In this paper I have started from the observation that evidence-based medicine is a polarized field (Timmermans and Mauck 2005). On the one hand, the autonomy of clinical judgment is fundamental in the practice of medicine, where the focus is on individual patients. On the other hand, autonomy cannot translate into a pretense for omniscience, and medicine, as a science, needs reliable knowledge for guiding clinical practice. Human judgers are fallible, and so are doctors. In order to provide the best care to patients, physicians have an array of tools to improve their decision-making: the several methodologies in use in biomedicine, joined with the knowledge of the limitations of each of those methods. As I have illustrated in Sect. 4, however, it is not easy to combine general knowledge, in the form of statistics and guidelines, with the judgment of the clinician focused on individual patients. These difficulties, and the possible polarization of antithetic fields, has led to extremes that are neither useful for practice nor fruitful for theory. On the one hand, the idea that clinical judgment should have the exclusive epistemic authority over diagnosis and treatment of a patient. On the other hand, the idea that doctors should follow clinical guidelines blindly and a-critically.

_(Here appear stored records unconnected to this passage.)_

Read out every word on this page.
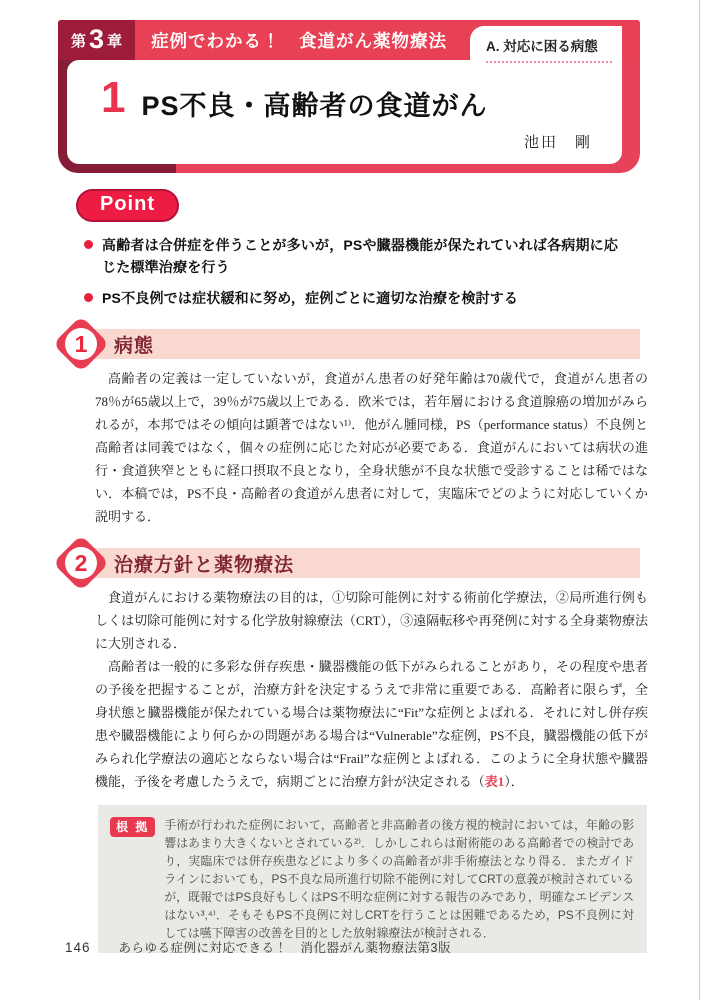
第 3 章 症例でわかる！　食道がん薬物療法	A. 対応に困る病態
1 PS不良・高齢者の食道がん
池田　剛
Point
高齢者は合併症を伴うことが多いが，PSや臓器機能が保たれていれば各病期に応じた標準治療を行う
PS不良例では症状緩和に努め，症例ごとに適切な治療を検討する
1	病態

高齢者の定義は一定していないが，食道がん患者の好発年齢は70歳代で，食道がん患者の78％が65歳以上で，39％が75歳以上である．欧米では，若年層における食道腺癌の増加がみられるが，本邦ではその傾向は顕著ではない¹⁾．他がん腫同様，PS（performance status）不良例と高齢者は同義ではなく，個々の症例に応じた対応が必要である．食道がんにおいては病状の進行・食道狭窄とともに経口摂取不良となり，全身状態が不良な状態で受診することは稀ではない．本稿では，PS不良・高齢者の食道がん患者に対して，実臨床でどのように対応していくか説明する．

2	治療方針と薬物療法

食道がんにおける薬物療法の目的は，①切除可能例に対する術前化学療法，②局所進行例もしくは切除可能例に対する化学放射線療法（CRT），③遠隔転移や再発例に対する全身薬物療法に大別される．

高齢者は一般的に多彩な併存疾患・臓器機能の低下がみられることがあり，その程度や患者の予後を把握することが，治療方針を決定するうえで非常に重要である．高齢者に限らず，全身状態と臓器機能が保たれている場合は薬物療法に“Fit”な症例とよばれる．それに対し併存疾患や臓器機能により何らかの問題がある場合は“Vulnerable”な症例，PS不良，臓器機能の低下がみられ化学療法の適応とならない場合は“Frail”な症例とよばれる．このように全身状態や臓器機能，予後を考慮したうえで，病期ごとに治療方針が決定される（表1）．

根 拠	手術が行われた症例において，高齢者と非高齢者の後方視的検討においては，年齢の影響はあまり大きくないとされている²⁾．しかしこれらは耐術能のある高齢者での検討であり，実臨床では併存疾患などにより多くの高齢者が非手術療法となり得る．またガイドラインにおいても，PS不良な局所進行切除不能例に対してCRTの意義が検討されているが，既報ではPS良好もしくはPS不明な症例に対する報告のみであり，明確なエビデンスはない³,⁴⁾．そもそもPS不良例に対しCRTを行うことは困難であるため，PS不良例に対しては嚥下障害の改善を目的とした放射線療法が検討される．
146 あらゆる症例に対応できる！　消化器がん薬物療法第3版
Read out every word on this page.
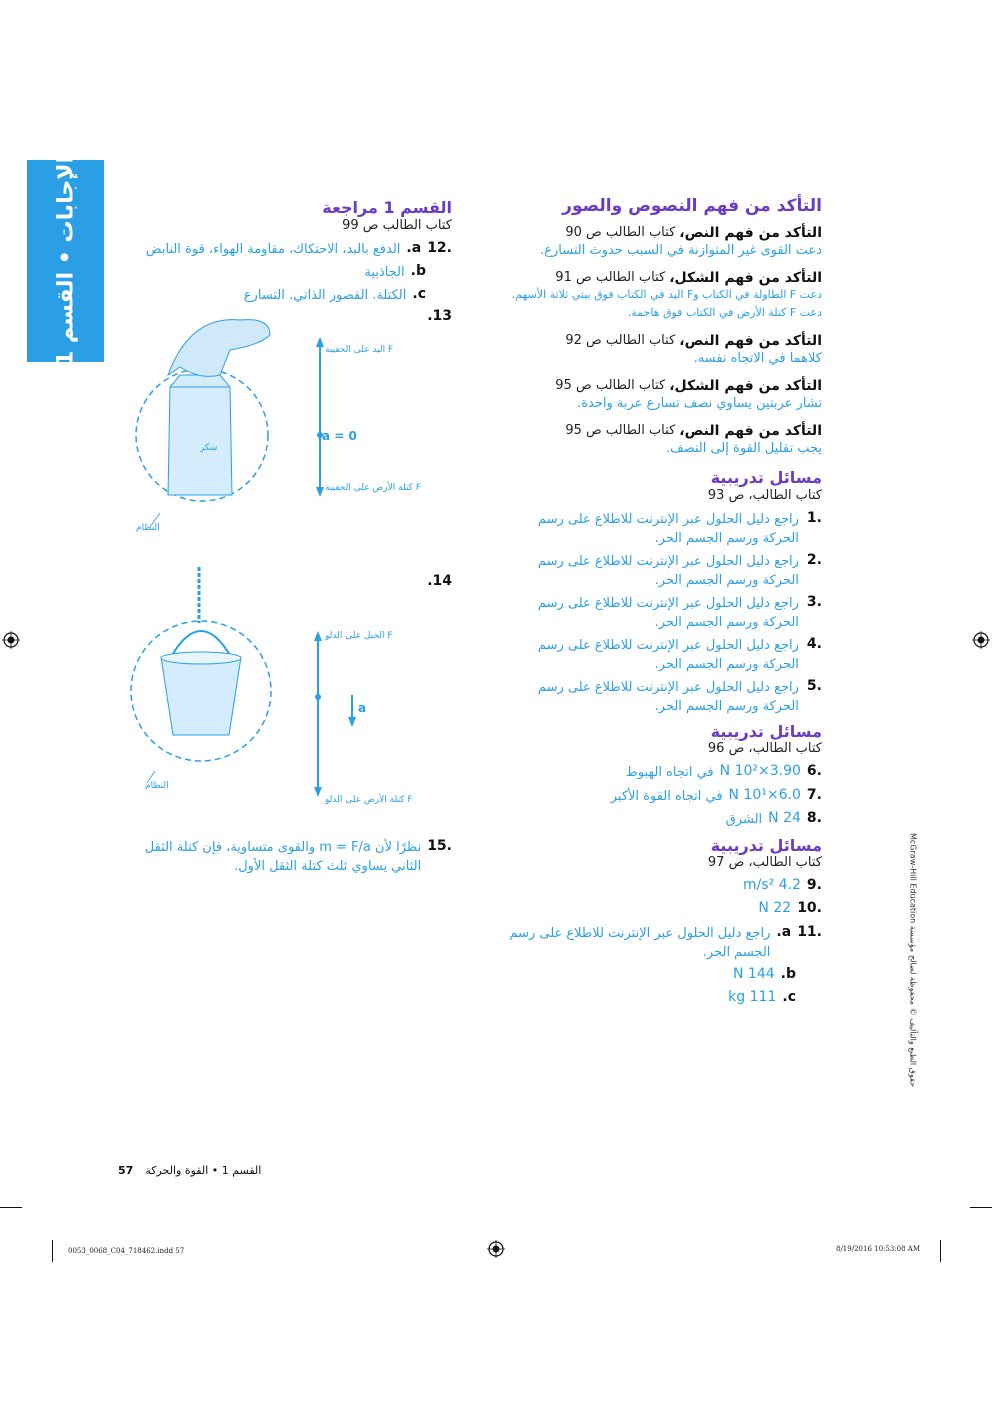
الإجابات • القسم 1	التأكد من فهم النصوص والصور
التأكد من فهم النص،
كتاب الطالب ص 90
دعت القوى غير المتوازنة في السبب حدوث التسارع.
التأكد من فهم الشكل،
كتاب الطالب ص 91
دعت F الطاولة في الكتاب وF اليد في الكتاب فوق بيتي ثلاثة الأسهم.
دعت F كتلة الأرض في الكتاب فوق هاجمة.
التأكد من فهم النص،
كتاب الطالب ص 92
كلاهما في الاتجاه نفسه.
التأكد من فهم الشكل،
كتاب الطالب ص 95
تشار عربتين يساوي نصف تسارع عربة واحدة.
التأكد من فهم النص،
كتاب الطالب ص 95
يجب تقليل القوة إلى النصف.
مسائل تدريبية
كتاب الطالب، ص 93
.1
راجع دليل الحلول عبر الإنترنت للاطلاع على رسم الحركة ورسم الجسم الحر.
.2
راجع دليل الحلول عبر الإنترنت للاطلاع على رسم الحركة ورسم الجسم الحر.
.3
راجع دليل الحلول عبر الإنترنت للاطلاع على رسم الحركة ورسم الجسم الحر.
.4
راجع دليل الحلول عبر الإنترنت للاطلاع على رسم الحركة ورسم الجسم الحر.
.5
راجع دليل الحلول عبر الإنترنت للاطلاع على رسم الحركة ورسم الجسم الحر.
مسائل تدريبية
كتاب الطالب، ص 96
.6
3.90×10² N
في اتجاه الهبوط
.7
6.0×10¹ N
في اتجاه القوة الأكبر
.8
24 N
الشرق
مسائل تدريبية
كتاب الطالب، ص 97
.9
4.2 m/s²
.10
22 N
.11
a.
راجع دليل الحلول عبر الإنترنت للاطلاع على رسم الجسم الحر.
b.
144 N
c.
111 kg
القسم 1 مراجعة
كتاب الطالب ص 99
.12
a.
الدفع بالبد، الاحتكاك، مقاومة الهواء، قوة النابض
b.
الجاذبية
c.
الكتلة. القصور الذاتي. التسارع
.13
F اليد على الحقيبة
a = 0
F كتلة الأرض على الحقيبة
سكر
النظام
.14
F الحبل على الدلو
a
F كتلة الأرض على الدلو
النظام
.15
نظرًا لأن m = F/a والقوى متساوية، فإن كتلة الثقل الثاني يساوي ثلث كتلة الثقل الأول.	حقوق الطبع والتأليف © محفوظة لصالح مؤسسة McGraw-Hill Education
57 القسم 1 • القوة والحركة
0053_0068_C04_718462.indd 57	8/19/2016 10:53:08 AM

In this paper I have tried to illustrate how a more profound comprehension of the different concepts of evidence already present in much philosophical literature can help better understand the root of the disagreement and possibly help unify the field. At least some of the qualms with evidence-based medicine—the idea that cook-book medicine could replace the judgment of experts and practitioners—could be put to rest, if we start from the observation that there are at least two senses of evidence that ought to be considered: evidence of something, in medical sciences, and evidence for someone of something, in medical practice.